L'article 13 exige des États membres, sans préjudice de l'autonomie des partenaires sociaux et conformément au droit et à la pratique nationaux, qu'ils prennent des mesures adéquates pour assurer leur participation effective à la mise en œuvre de la directive, y compris la discussion des droits et obligations qui en découlent. Cela ne crée aucune obligation directe pour l'employeur ; l'obligation pèse sur les États membres.
L'article 14 oblige les États membres à garantir la disponibilité de procédures judiciaires pour faire valoir les droits et obligations en matière d'égalité salariale, après un éventuel recours à la conciliation. L'article 15 permet aux associations, organisations, organismes pour l'égalité et représentants des travailleurs d'intervenir dans les procédures au nom d'un travailleur ou à son soutien, avec son accord. L'article 17 prévoit d'autres recours, notamment des injonctions ordonnant la cessation d'une infraction et des ordres de mise en conformité. Aucun de ces textes ne crée d'obligation opérationnelle directe pour les employeurs qu'une plateforme logicielle pourrait satisfaire ; la piste d'audit de Vareqa y soutient la position probatoire.
L'article 21 exige des États membres qu'ils fixent des délais de prescription d'au moins trois ans pour introduire des demandes d'égalité salariale, le délai ne commençant pas à courir avant que le demandeur ait connaissance, ou puisse raisonnablement être censé avoir connaissance, de l'infraction. L'article 22 prévoit que les juridictions nationales peuvent, conformément au droit national, dispenser un demandeur débouté du paiement des frais de procédure lorsque la demande a été introduite sur des motifs raisonnables. Ce sont deux règles procédurales adressées aux États membres et aux juridictions nationales.

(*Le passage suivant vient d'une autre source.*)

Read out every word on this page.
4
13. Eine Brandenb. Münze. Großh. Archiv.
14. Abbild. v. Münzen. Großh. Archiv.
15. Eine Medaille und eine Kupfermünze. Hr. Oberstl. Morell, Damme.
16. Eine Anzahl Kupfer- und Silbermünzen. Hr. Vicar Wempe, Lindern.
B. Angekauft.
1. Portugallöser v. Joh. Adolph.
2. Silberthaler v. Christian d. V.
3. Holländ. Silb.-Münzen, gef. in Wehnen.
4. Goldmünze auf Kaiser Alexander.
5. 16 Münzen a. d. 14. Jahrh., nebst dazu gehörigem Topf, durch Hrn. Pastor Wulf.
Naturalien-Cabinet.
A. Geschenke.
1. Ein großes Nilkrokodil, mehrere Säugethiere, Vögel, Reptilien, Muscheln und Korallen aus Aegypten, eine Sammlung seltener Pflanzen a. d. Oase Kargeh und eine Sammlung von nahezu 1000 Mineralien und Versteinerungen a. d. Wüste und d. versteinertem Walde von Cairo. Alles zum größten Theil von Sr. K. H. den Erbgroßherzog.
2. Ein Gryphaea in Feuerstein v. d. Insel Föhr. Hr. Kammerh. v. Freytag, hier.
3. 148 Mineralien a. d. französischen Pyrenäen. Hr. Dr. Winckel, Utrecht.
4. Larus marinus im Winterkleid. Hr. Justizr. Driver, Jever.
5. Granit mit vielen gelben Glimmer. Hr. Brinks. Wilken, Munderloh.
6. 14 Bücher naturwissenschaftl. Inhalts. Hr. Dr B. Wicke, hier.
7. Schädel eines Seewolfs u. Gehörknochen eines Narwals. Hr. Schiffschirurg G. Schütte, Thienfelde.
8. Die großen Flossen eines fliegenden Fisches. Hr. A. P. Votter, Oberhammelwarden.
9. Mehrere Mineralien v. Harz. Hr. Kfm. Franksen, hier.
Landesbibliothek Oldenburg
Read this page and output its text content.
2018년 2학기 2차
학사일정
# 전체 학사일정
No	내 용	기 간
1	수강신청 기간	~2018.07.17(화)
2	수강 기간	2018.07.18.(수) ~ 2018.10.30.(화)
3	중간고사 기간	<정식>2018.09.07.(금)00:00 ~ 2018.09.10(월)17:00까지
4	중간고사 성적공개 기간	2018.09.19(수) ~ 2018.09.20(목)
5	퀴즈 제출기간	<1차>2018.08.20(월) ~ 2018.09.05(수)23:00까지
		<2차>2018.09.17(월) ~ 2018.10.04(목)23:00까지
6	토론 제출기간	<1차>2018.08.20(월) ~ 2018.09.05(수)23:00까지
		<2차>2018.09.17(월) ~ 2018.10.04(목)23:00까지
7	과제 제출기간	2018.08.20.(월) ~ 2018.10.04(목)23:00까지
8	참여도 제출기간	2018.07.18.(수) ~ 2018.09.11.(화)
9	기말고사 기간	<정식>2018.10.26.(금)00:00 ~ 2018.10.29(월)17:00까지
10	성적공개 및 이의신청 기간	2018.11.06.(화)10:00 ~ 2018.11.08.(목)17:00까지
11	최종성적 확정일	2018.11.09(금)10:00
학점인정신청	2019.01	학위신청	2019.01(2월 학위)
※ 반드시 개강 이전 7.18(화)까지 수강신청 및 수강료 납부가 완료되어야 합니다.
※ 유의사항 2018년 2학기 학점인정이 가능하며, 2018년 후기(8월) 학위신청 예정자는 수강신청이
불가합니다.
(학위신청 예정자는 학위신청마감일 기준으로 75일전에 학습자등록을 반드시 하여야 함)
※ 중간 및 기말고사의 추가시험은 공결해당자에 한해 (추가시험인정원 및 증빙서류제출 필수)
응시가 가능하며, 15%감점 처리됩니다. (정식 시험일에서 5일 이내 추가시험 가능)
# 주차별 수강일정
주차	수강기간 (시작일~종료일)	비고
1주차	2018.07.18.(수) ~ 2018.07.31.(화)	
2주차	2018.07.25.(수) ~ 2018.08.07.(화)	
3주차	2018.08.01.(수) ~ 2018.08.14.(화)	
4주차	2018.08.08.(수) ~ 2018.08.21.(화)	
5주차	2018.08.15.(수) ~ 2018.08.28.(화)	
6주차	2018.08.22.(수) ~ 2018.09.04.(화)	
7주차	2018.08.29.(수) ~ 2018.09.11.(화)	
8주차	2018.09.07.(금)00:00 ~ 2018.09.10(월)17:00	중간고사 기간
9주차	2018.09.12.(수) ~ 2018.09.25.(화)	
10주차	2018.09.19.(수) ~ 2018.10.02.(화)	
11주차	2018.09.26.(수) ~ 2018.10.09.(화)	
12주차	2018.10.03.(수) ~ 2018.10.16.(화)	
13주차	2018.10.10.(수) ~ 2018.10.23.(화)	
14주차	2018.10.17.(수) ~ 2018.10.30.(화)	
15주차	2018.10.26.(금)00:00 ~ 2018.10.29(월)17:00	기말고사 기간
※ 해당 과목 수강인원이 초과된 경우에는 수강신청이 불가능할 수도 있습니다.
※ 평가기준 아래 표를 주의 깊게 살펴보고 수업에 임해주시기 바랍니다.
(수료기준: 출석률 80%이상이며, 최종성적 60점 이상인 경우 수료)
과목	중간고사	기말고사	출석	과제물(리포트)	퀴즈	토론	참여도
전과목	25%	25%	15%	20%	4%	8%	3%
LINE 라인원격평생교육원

L'article 24 exige des États membres qu'ils prennent des mesures garantissant que les opérateurs économiques exécutant des marchés publics et des concessions respectent les obligations d'égalité salariale, et autorise des mesures d'exclusion à l'encontre des opérateurs en infraction. L'article 26 régit la relation entre la directive et la directive 2006/54/CE. Ce sont deux dispositions-cadres adressées aux États membres.
Les articles 27 à 37 sont les dispositions horizontales et finales de la directive : article 27 (niveau de protection ; les États membres peuvent adopter des dispositions plus favorables et ne peuvent pas régresser) ; article 28 (organismes pour l'égalité) ; article 29 (suivi et sensibilisation) ; article 30 (négociation et action collectives) ; article 31 (statistiques) ; article 32 (diffusion de l'information) ; article 33 (mise en œuvre) ; article 34 (transposition, échéance du 7 juin 2026, désormais dépassée, la plupart des États membres achevant encore leurs lois nationales) ; article 35 (rapport et réexamen) ; article 36 (entrée en vigueur) ; article 37 (destinataires). Ils créent des obligations pour les États membres, non des obligations opérationnelles pour les employeurs.